Carolina Raíssa Bento Pereira da Silva, Ricardo Oliveira Guerra, Aline Medeiros Cavalcanti da Fonsêca, Andréa de Carvalho Gomes, Álvaro Campos Cavalcanti Maciel

Abstract


Introduction: Changes in mobility, postural balance and muscle strength in the aging process may cause a fall in the elderly by changing or not perceived self-efficacy in preventing falls, the goal is to compare mobility, body balance and muscle performance according to self-efficacy for falls in community-dwelling elderly women. Materials and methods: A comparative study of cross-section, with 63 communitydwelling elderly. We evaluated sociodemographic data, cognition (Mini-Mental State Examination), efficacy for falls (International Efficacy Scale for Falls, Brazil), mobility (Timed Up and Go Test), body balance by Berg Balance Scale, Balance Master System: Modified Clinical Test of Sensory Interaction on Balance (mCTSIB), Tandem walk (TW) Sit to Stand (STS) and muscular performance by isokinetic dynamometry.
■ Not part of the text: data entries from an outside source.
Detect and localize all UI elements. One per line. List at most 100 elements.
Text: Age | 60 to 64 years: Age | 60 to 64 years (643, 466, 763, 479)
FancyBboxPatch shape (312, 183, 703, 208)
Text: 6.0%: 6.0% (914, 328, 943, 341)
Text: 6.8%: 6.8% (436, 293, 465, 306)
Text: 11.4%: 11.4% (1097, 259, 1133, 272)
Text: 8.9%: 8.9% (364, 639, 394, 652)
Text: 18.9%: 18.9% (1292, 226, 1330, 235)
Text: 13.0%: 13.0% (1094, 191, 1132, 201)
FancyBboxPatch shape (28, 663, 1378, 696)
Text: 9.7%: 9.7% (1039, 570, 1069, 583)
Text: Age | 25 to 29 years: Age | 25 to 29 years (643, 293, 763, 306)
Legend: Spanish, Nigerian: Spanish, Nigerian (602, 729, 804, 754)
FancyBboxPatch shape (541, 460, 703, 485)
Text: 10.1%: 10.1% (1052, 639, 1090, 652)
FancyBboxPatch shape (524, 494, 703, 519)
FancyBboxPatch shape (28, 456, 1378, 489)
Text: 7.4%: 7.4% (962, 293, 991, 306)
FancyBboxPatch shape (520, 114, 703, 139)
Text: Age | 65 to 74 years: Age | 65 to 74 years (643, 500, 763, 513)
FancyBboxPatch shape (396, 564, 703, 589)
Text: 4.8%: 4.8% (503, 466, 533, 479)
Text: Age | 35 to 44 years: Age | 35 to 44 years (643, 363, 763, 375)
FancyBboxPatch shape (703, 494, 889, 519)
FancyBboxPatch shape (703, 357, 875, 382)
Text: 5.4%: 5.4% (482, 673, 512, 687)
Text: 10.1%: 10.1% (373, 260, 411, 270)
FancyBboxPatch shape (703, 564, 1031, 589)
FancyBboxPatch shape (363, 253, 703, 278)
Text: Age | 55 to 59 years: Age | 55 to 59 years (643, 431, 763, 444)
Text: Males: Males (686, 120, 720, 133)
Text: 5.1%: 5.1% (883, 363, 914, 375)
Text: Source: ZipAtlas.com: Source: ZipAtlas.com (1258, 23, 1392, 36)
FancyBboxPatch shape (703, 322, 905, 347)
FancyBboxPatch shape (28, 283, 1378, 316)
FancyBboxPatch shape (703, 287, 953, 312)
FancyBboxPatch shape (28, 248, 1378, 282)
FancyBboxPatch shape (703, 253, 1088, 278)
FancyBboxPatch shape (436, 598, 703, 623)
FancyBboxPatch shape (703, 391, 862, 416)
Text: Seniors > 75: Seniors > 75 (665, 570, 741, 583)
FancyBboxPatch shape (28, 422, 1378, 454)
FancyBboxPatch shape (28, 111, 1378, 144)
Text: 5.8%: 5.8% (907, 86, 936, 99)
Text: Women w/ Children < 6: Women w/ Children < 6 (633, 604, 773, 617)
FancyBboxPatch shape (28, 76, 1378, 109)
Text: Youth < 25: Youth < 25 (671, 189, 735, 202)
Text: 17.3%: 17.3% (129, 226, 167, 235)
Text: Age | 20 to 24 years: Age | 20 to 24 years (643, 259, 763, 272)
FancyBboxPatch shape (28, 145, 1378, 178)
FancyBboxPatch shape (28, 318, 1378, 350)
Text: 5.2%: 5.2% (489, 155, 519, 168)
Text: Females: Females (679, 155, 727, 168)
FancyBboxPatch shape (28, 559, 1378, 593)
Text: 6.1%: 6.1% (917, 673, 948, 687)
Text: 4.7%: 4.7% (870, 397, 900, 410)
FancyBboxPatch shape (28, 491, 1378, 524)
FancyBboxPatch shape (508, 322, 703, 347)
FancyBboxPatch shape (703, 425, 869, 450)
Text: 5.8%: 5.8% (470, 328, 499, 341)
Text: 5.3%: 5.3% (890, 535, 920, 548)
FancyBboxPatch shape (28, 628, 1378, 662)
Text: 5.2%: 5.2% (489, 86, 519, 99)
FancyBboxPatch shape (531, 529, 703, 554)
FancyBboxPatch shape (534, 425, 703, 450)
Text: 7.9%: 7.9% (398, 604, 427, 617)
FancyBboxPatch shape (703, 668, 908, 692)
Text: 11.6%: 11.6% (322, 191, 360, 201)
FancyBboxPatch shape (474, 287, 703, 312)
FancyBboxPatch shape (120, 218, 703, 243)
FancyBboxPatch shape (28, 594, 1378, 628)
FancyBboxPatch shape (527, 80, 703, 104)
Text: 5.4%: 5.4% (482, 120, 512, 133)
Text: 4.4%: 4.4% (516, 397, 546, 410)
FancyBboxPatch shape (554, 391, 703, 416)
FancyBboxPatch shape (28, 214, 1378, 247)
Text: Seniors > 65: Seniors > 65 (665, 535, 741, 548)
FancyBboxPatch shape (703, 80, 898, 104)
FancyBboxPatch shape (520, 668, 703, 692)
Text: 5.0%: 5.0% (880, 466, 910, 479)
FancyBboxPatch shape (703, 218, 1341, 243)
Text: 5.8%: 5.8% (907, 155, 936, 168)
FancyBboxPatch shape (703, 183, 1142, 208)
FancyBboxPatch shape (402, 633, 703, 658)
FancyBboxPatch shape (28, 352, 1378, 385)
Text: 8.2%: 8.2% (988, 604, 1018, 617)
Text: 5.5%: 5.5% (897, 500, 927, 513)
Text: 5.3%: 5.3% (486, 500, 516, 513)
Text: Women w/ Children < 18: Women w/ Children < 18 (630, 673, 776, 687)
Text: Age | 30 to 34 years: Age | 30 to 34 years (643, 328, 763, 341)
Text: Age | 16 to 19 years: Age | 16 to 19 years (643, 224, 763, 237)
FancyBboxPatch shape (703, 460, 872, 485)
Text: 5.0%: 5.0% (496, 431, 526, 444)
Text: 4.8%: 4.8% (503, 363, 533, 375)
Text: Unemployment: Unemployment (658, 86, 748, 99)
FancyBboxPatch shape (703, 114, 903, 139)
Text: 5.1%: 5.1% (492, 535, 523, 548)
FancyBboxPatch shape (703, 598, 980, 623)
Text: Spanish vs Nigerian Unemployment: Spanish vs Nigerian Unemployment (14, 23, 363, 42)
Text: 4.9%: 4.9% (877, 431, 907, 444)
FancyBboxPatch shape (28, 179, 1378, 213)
Using the cutoff point at or above 23 points, two groups, G1 with low perceived efficacy in preventing falls (n = 36) and G2 with high perceived efficacy in preventing falls (n = 27) were allocated. Student’s t test was performed for comparison between groups, with p value of 0.05. Results: Comparing the elderly women regarding the efficacy of falls, significant differences were observed in the variables Timed Up and Go Test (p = 0.04), speed of oscillation test mCTSIB (p = 0.01) and the isokinetic dynamometry knee extension movement, peak torque (p = 0.04) and power (p = 0.03). Conclusion: Comparing communitydwelling elderly women with low and high efficacy for falls, significant differences were in variables related to mobility, body balance and muscle function.